There are more dinosaurs today than there were when I was a kid. A new species is discovered about every six weeks. In the tradition of paleontology, whoever finds the bones for the first time names the new species. This may sound easy, but often, the dinosaur must be named when only a single bone has been found, and the name is only valid if the bone really does not belong to an already known dinosaur and if the name is original.

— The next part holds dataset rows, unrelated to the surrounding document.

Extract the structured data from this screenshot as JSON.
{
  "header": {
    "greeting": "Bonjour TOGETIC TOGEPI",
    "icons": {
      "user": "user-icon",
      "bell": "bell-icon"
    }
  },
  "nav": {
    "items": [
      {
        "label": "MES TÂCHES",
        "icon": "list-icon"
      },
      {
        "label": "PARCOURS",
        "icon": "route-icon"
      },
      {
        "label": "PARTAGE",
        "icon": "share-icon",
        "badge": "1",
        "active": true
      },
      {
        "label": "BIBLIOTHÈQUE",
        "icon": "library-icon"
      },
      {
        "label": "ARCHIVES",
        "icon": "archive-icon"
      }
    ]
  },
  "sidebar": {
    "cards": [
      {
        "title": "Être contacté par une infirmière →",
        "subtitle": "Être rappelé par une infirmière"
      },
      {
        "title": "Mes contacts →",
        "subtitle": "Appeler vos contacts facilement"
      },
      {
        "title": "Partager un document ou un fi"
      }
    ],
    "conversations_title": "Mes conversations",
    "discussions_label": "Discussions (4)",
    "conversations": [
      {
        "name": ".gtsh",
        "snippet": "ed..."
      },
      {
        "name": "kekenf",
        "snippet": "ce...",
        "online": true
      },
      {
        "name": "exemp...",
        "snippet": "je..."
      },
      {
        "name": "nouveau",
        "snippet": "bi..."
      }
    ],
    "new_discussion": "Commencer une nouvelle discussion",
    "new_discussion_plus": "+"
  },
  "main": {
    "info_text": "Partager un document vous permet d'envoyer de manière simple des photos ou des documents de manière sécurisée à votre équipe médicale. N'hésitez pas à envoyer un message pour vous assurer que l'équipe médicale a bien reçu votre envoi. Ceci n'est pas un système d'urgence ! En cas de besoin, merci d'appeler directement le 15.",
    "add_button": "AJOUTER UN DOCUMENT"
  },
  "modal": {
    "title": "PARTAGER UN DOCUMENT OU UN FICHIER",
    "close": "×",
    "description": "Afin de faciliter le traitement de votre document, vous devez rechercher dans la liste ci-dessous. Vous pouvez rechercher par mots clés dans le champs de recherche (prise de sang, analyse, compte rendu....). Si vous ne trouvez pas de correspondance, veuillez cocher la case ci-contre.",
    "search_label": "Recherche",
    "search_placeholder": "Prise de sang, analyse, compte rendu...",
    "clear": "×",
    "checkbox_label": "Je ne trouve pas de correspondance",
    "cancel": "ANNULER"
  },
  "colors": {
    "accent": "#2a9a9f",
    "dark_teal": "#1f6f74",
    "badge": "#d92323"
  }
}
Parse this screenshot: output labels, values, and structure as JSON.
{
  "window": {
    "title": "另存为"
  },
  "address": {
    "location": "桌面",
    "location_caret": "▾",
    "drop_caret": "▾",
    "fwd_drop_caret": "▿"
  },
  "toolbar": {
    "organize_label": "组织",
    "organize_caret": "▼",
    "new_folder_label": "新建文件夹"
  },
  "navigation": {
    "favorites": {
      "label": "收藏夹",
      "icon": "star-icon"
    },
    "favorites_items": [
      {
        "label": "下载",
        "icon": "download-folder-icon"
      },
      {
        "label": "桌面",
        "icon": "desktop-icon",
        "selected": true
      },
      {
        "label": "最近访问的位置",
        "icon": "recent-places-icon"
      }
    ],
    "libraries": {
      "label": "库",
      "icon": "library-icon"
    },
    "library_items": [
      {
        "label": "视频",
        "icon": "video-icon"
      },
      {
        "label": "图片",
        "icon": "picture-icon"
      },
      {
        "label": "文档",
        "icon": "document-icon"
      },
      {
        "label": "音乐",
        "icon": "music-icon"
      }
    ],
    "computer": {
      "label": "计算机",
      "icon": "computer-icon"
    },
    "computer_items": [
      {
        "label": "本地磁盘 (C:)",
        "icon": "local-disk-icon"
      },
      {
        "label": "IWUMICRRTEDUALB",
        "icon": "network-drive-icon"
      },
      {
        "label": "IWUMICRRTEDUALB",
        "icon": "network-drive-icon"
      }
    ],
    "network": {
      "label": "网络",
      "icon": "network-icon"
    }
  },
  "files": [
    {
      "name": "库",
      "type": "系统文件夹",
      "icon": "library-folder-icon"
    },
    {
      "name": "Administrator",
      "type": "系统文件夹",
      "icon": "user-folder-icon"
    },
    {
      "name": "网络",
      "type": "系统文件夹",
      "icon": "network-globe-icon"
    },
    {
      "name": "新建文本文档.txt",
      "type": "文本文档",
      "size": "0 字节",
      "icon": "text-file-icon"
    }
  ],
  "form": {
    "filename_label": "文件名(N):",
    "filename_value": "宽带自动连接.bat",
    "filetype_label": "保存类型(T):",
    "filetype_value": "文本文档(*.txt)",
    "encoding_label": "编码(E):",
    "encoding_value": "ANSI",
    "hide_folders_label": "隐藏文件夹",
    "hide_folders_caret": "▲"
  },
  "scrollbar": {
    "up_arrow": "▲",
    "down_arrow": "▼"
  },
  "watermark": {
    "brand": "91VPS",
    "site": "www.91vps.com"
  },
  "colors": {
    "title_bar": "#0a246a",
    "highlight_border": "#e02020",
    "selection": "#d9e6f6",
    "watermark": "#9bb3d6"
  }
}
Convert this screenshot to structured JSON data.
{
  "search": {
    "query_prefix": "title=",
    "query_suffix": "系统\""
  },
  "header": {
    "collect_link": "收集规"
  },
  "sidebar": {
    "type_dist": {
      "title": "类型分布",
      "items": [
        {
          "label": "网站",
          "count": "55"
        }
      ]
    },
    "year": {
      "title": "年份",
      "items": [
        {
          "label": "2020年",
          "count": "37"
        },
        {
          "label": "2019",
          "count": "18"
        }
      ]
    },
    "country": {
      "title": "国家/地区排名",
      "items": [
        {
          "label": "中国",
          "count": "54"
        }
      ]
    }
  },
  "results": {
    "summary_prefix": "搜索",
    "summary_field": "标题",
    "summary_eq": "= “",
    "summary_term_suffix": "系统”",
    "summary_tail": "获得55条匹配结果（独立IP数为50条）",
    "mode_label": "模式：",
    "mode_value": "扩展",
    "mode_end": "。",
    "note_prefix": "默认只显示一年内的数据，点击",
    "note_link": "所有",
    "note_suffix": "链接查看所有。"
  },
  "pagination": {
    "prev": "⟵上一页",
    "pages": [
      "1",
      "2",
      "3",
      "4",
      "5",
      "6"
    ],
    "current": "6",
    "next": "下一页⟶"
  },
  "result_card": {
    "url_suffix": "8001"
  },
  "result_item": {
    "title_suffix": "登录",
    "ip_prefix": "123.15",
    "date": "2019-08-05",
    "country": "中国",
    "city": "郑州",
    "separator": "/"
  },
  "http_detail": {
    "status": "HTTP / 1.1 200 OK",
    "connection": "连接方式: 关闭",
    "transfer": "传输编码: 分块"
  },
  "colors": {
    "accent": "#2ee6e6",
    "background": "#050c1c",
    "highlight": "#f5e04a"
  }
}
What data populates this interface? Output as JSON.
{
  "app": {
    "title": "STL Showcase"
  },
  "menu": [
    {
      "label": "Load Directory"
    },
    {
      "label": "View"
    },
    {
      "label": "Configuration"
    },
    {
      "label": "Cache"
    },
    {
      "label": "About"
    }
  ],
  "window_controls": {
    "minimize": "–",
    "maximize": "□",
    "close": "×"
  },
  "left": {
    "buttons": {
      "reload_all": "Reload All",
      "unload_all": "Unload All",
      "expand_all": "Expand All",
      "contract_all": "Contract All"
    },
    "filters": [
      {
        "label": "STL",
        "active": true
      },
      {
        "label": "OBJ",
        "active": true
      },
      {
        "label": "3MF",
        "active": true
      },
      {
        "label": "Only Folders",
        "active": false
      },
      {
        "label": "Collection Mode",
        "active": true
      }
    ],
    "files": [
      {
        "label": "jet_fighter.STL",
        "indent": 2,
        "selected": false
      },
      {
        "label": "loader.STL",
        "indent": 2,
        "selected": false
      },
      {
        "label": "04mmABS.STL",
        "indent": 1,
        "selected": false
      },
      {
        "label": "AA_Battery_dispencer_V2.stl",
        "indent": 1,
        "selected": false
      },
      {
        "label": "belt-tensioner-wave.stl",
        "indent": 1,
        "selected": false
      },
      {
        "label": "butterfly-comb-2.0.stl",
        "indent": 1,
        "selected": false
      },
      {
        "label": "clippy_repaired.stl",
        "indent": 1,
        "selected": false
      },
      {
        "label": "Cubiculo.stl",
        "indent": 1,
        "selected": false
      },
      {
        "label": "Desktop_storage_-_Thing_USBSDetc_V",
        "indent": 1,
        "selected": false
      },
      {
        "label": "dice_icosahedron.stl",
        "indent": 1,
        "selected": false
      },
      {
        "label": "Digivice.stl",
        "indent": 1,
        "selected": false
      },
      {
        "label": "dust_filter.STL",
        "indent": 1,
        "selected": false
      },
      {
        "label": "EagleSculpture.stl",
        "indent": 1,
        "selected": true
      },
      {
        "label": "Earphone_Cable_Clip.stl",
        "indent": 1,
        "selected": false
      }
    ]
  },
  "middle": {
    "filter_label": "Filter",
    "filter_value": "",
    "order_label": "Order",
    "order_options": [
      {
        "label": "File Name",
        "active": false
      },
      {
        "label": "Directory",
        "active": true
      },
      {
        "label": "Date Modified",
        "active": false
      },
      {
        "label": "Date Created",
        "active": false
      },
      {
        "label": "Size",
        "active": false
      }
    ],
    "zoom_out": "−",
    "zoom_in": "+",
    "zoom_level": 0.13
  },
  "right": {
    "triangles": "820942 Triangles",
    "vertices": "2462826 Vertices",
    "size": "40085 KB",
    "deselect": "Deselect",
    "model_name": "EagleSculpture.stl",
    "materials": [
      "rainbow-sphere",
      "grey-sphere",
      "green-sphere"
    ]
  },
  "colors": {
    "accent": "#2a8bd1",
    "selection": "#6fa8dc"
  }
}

In 1976, James A Jensen, found a few bones in western Colorado. Jensen named the Ultrasaurus in 1985 (meaning "Ultra lizard"). Only a shoulder blade (scapula), some vertebrae, and a partial hip have been found. After further study, these fossils may not belong to a single dinosaur at all, but are probably bits of a huge Brachiosaurus (the enormous shoulder bone) and a Supersaurus (the vertebrae).1
Haang Mook Kim found a huge bone in 1983. In thinking the bone was an ulna (a lower arm bone), the dinosaur was assumed to be gigantic, and of the same type of dinosaur discovered earlier by Jensen. Even though the bone turned out to be a partial humerus, the dinosaur is still called ultrasaurus.2
So the ultrasuarus may or may not be a species of dinosaur, or at least not what it was orginally thought to be. For some reason, the odd stories of dinosaur discovery and naming reminds me of internet software. It all sounded so scientific and precise when I first learned about it, but over the years, it turns out that we really know very little. Stories about old bones and new software reflect the humans who create them.